Le impronte sono su superfici che si sono indurite (una è una specie di tegolone dalla Britannia, l'altra un suolo da Israele). Si tratta di testimonianze non frequenti ma non eccezionali, se pensi che in condizioni eccezionali si sono conservati anche resti ben più antichi ( https://it.wikipedia.org/wiki/Laetoli ).

A me aveva fatto un non so che l'idea di trovare in superficie un chiodo di caliga romana dopo circa 2000 anni, come se fosse stato perso pochi giorni prima. In 2000 anni saranno chissà quanti carri, uomini, animali, veicoli (e attualmente mountain-bikes) saranno passati di là!
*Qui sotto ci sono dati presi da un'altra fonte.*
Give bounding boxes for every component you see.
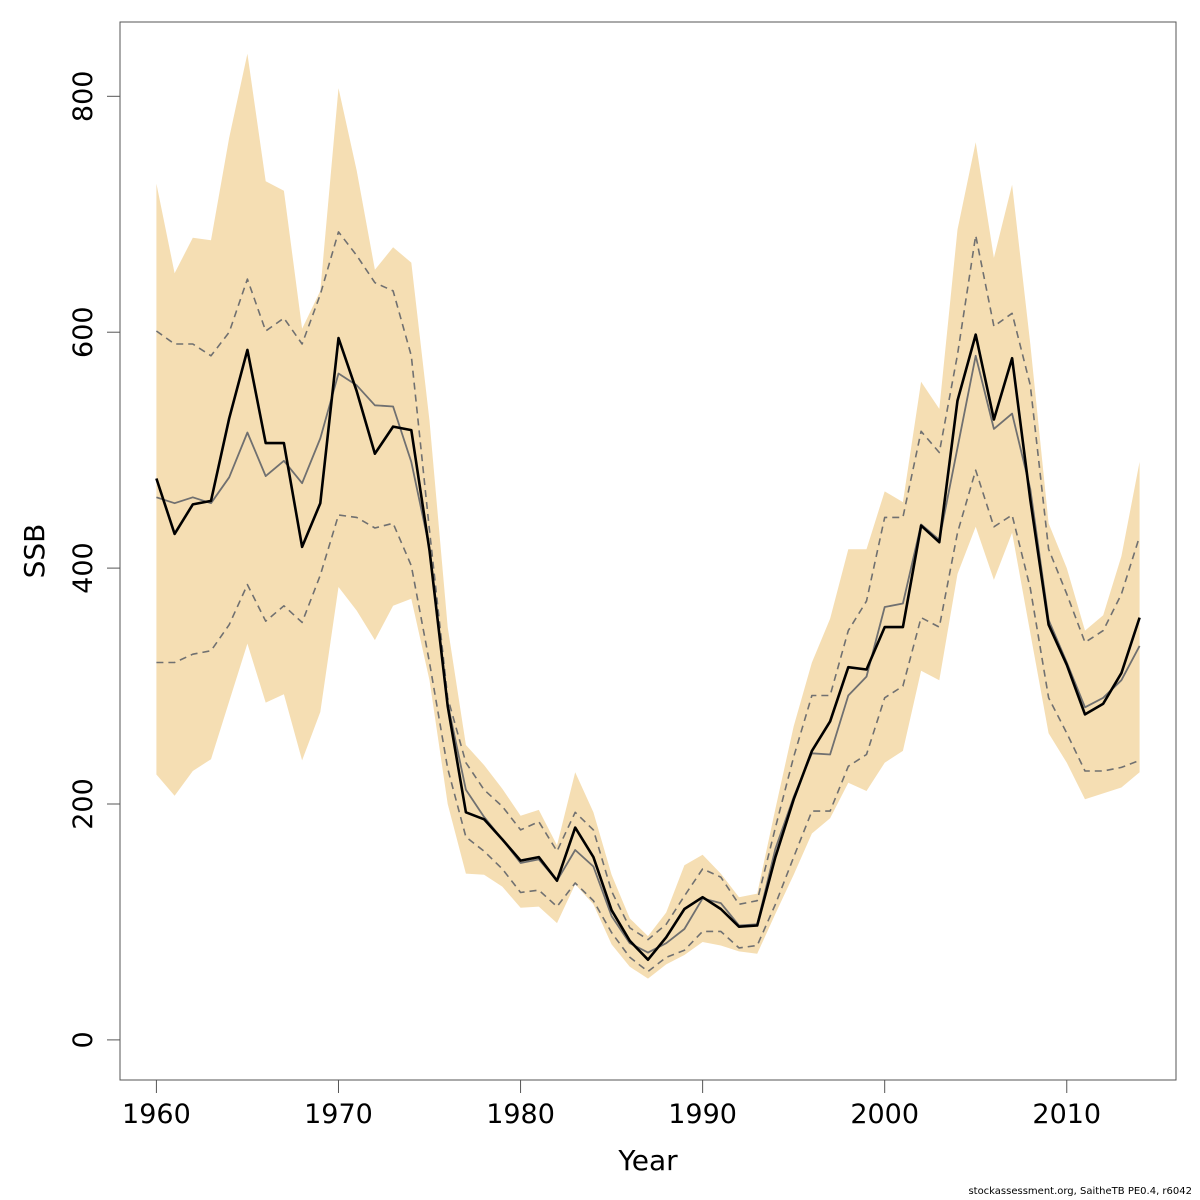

Eppure... aspettava me! ;)

Ciao

Illyricum

 

Si decisamente emozionante..tracce del passato che hai seguito.

Per quanto riguarda il fatto che si siano conservati meglio che manufatti più recenti secondo me bisognerebbe approfondire il discorso delle leghe metalliche e dei metalli in generale..come erano fatti rispetto ad oggi.

Anni fa ebbi modo di tenere in mano un ascia longobarda in ferro e ricordo che rimasi stupito dal peso esagerato dell oggetto...eppure era di ferro e basta, e di oggetti di quelle dimensioni in ferro ne ho tenuti in mano...quella pesava il triplo...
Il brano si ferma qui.